Mud bricks could have the lowest impact of all construction materials. Mud brick should not contain any organic matter — the bricks should be made from clays and sands and not include living soil. They require very little generated energy to manufacture, but large amounts of water. Their embodied energy content is potentially the lowest of all building materials but the use of additives such as cement, excessive transport and other mechanical energy use can increase the ‘delivered’ embodied energy of all earth construction (see Embodied energy).
In a similar way, the greenhouse gas emissions associated with unfired mud bricks can (and should) be very low. To keep emissions to an absolute minimum, the consumption of fossil fuel and other combustion processes have to be avoided. If, say, 5% cement is added to a 300mm mud brick wall, it makes a fairly high energy/high emission building material, close to the embodied energy of a 125mm unenforced concrete wall.

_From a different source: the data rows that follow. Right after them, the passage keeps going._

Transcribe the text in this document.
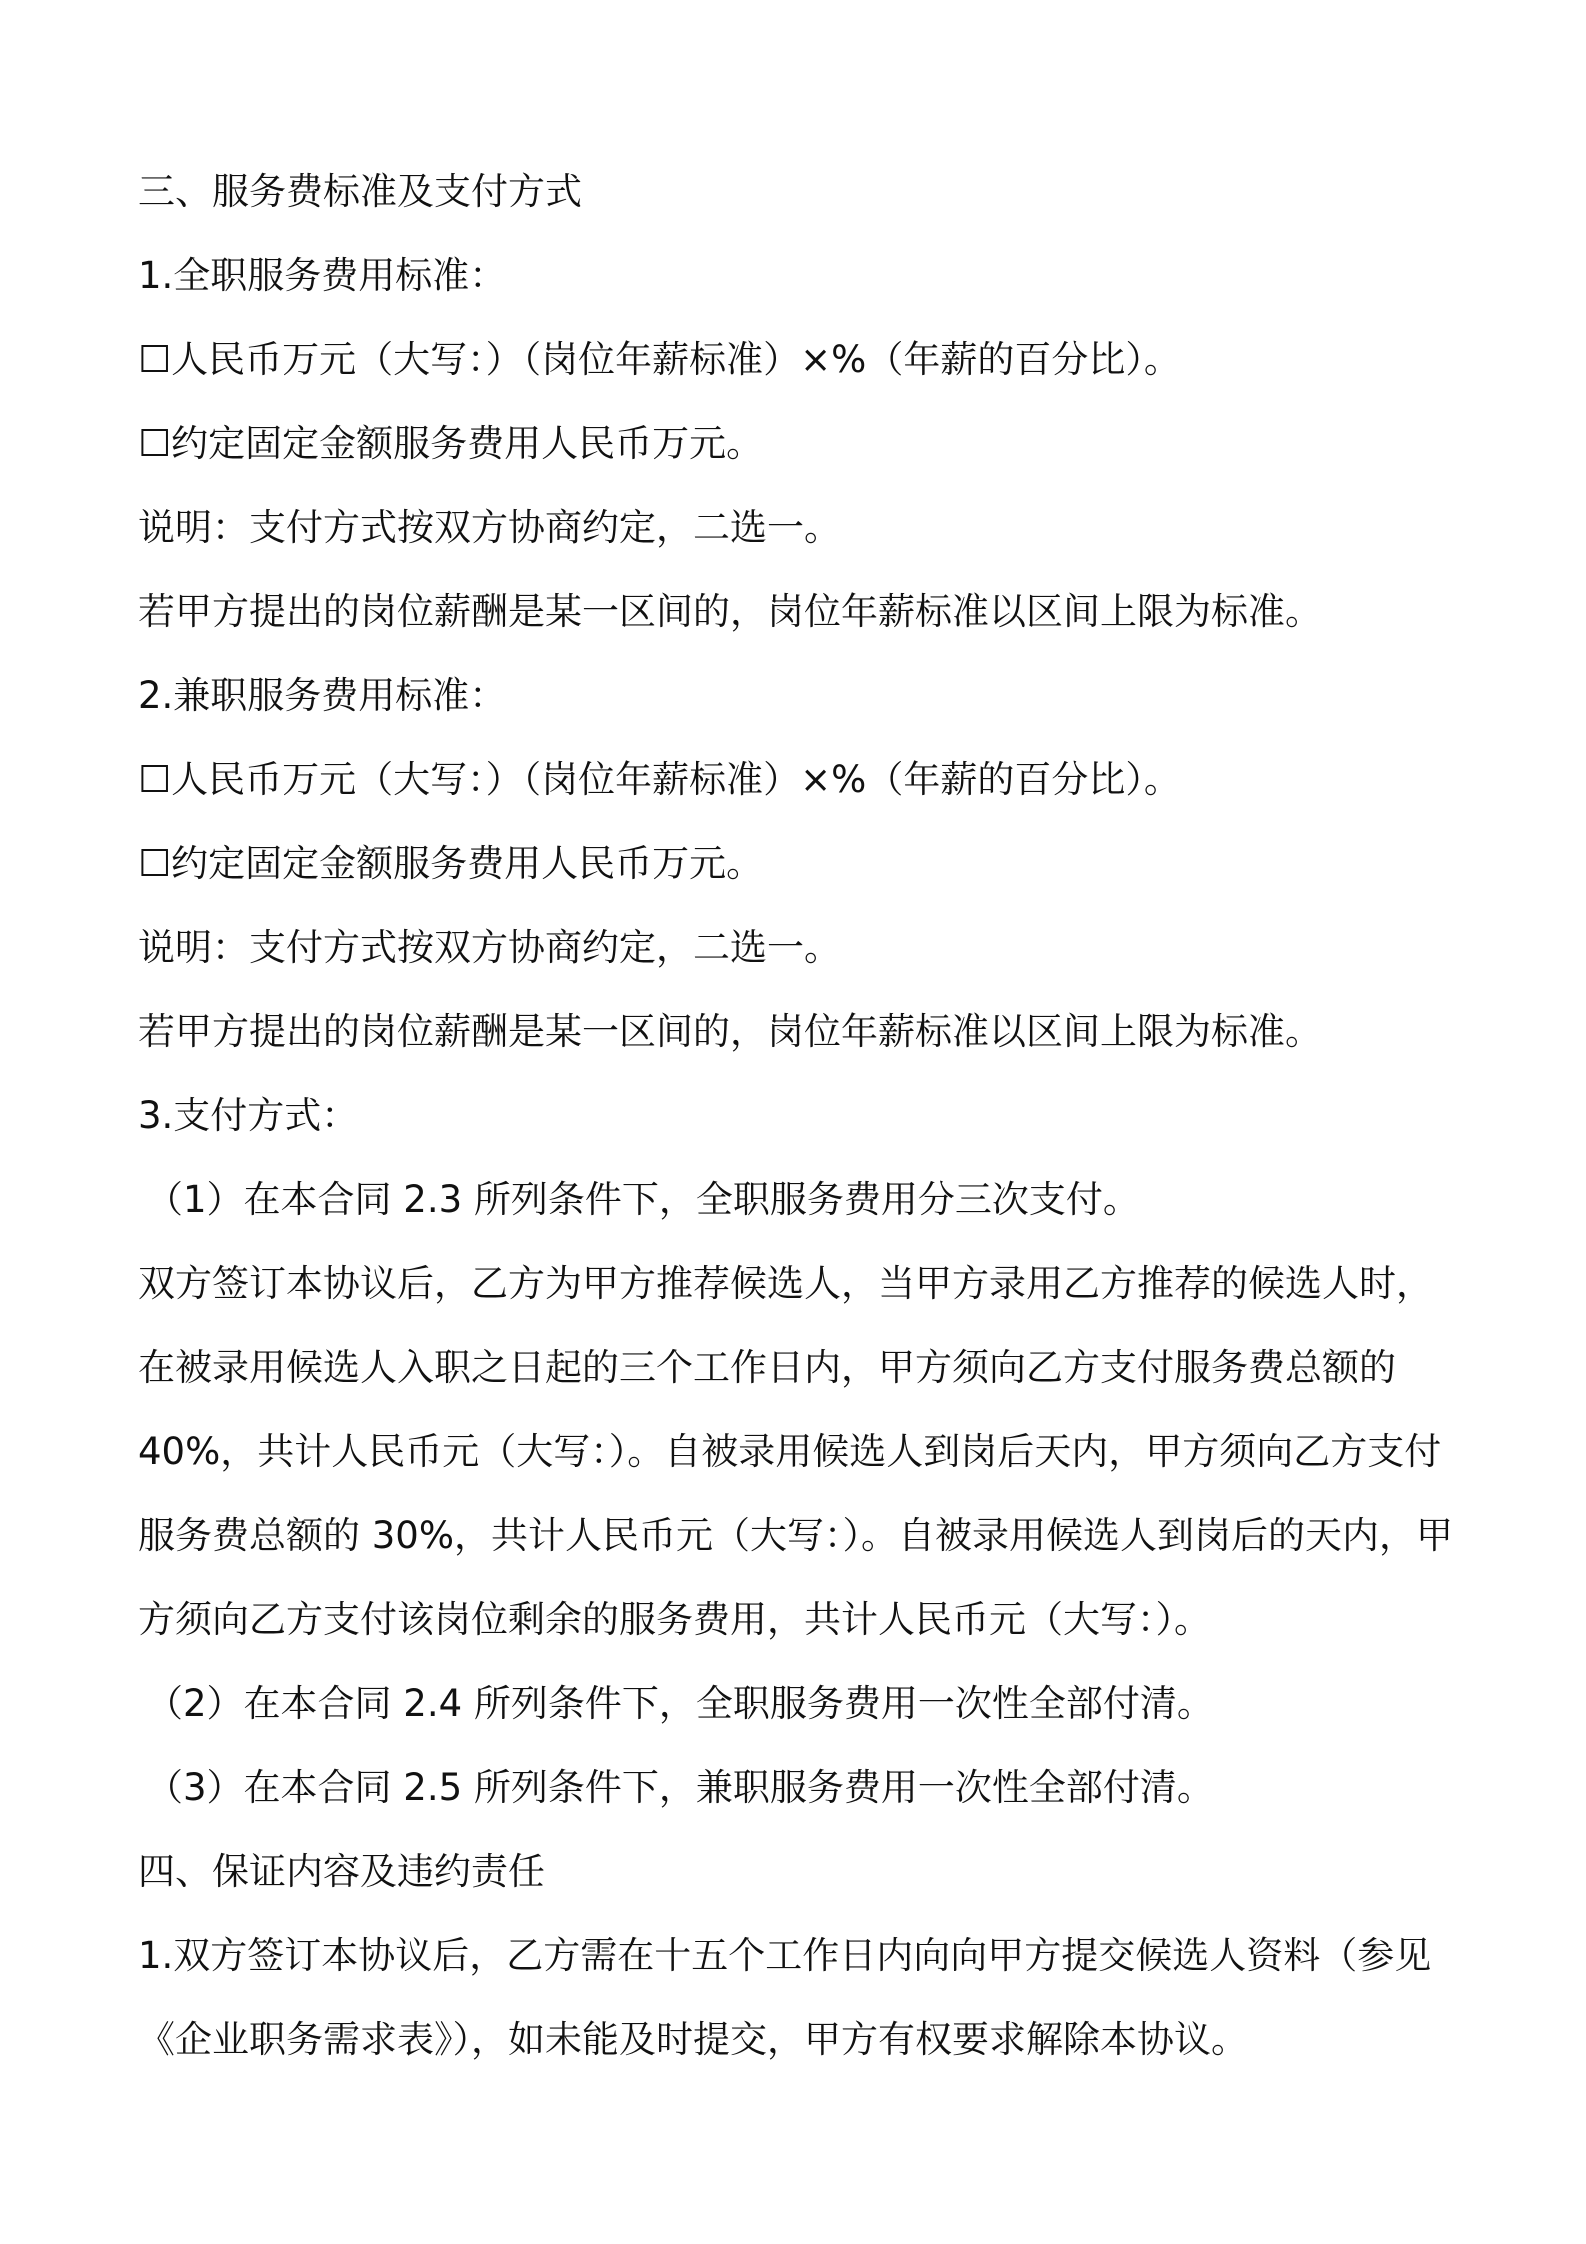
三、服务费标准及支付方式
1.全职服务费用标准：
☐人民币万元（大写：）（岗位年薪标准）×%（年薪的百分比）。
☐约定固定金额服务费用人民币万元。
说明：支付方式按双方协商约定，二选一。
若甲方提出的岗位薪酬是某一区间的，岗位年薪标准以区间上限为标准。
2.兼职服务费用标准：
☐人民币万元（大写：）（岗位年薪标准）×%（年薪的百分比）。
☐约定固定金额服务费用人民币万元。
说明：支付方式按双方协商约定，二选一。
若甲方提出的岗位薪酬是某一区间的，岗位年薪标准以区间上限为标准。
3.支付方式：
（1）在本合同 2.3 所列条件下，全职服务费用分三次支付。
双方签订本协议后，乙方为甲方推荐候选人，当甲方录用乙方推荐的候选人时，
在被录用候选人入职之日起的三个工作日内，甲方须向乙方支付服务费总额的
40%，共计人民币元（大写：）。自被录用候选人到岗后天内，甲方须向乙方支付
服务费总额的 30%，共计人民币元（大写：）。自被录用候选人到岗后的天内，甲
方须向乙方支付该岗位剩余的服务费用，共计人民币元（大写：）。
（2）在本合同 2.4 所列条件下，全职服务费用一次性全部付清。
（3）在本合同 2.5 所列条件下，兼职服务费用一次性全部付清。
四、保证内容及违约责任
1.双方签订本协议后，乙方需在十五个工作日内向向甲方提交候选人资料（参见
《企业职务需求表》），如未能及时提交，甲方有权要求解除本协议。
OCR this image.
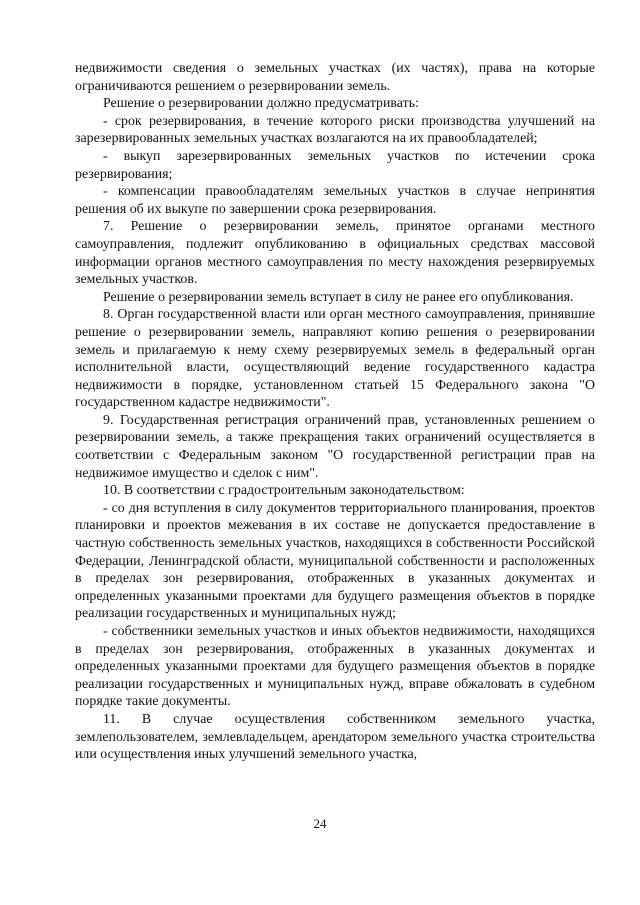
недвижимости сведения о земельных участках (их частях), права на которые ограничиваются решением о резервировании земель.

Решение о резервировании должно предусматривать:

- срок резервирования, в течение которого риски производства улучшений на зарезервированных земельных участках возлагаются на их правообладателей;

- выкуп зарезервированных земельных участков по истечении срока резервирования;

- компенсации правообладателям земельных участков в случае непринятия решения об их выкупе по завершении срока резервирования.

7. Решение о резервировании земель, принятое органами местного самоуправления, подлежит опубликованию в официальных средствах массовой информации органов местного самоуправления по месту нахождения резервируемых земельных участков.

Решение о резервировании земель вступает в силу не ранее его опубликования.

8. Орган государственной власти или орган местного самоуправления, принявшие решение о резервировании земель, направляют копию решения о резервировании земель и прилагаемую к нему схему резервируемых земель в федеральный орган исполнительной власти, осуществляющий ведение государственного кадастра недвижимости в порядке, установленном статьей 15 Федерального закона "О государственном кадастре недвижимости".

9. Государственная регистрация ограничений прав, установленных решением о резервировании земель, а также прекращения таких ограничений осуществляется в соответствии с Федеральным законом "О государственной регистрации прав на недвижимое имущество и сделок с ним".

10. В соответствии с градостроительным законодательством:

- со дня вступления в силу документов территориального планирования, проектов планировки и проектов межевания в их составе не допускается предоставление в частную собственность земельных участков, находящихся в собственности Российской Федерации, Ленинградской области, муниципальной собственности и расположенных в пределах зон резервирования, отображенных в указанных документах и определенных указанными проектами для будущего размещения объектов в порядке реализации государственных и муниципальных нужд;

- собственники земельных участков и иных объектов недвижимости, находящихся в пределах зон резервирования, отображенных в указанных документах и определенных указанными проектами для будущего размещения объектов в порядке реализации государственных и муниципальных нужд, вправе обжаловать в судебном порядке такие документы.

11. В случае осуществления собственником земельного участка, землепользователем, землевладельцем, арендатором земельного участка строительства или осуществления иных улучшений земельного участка,

24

Buildability, availability and cost
Mud bricks are a forgiving medium well suited to owner builder construction. A number of proprietary mud brick makers and builders provide good information in Australia. A strong owner builder oriented network includes a broad based national organisation, the Earth Building Association of Australia (EBAA), which is a not-for-profit group ‘formed to promote the use of unfired earth as a building medium throughout Australia’.
Materials for making mud bricks are readily available in most areas and in some cases may be sourced directly from the building site.
Low costs in construction can only be effectively achieved by self-build, reducing the labour costs associated with the manufacture and/or laying of bricks. Commercially produced mud brick construction can be as expensive, or even more expensive, than brick veneer.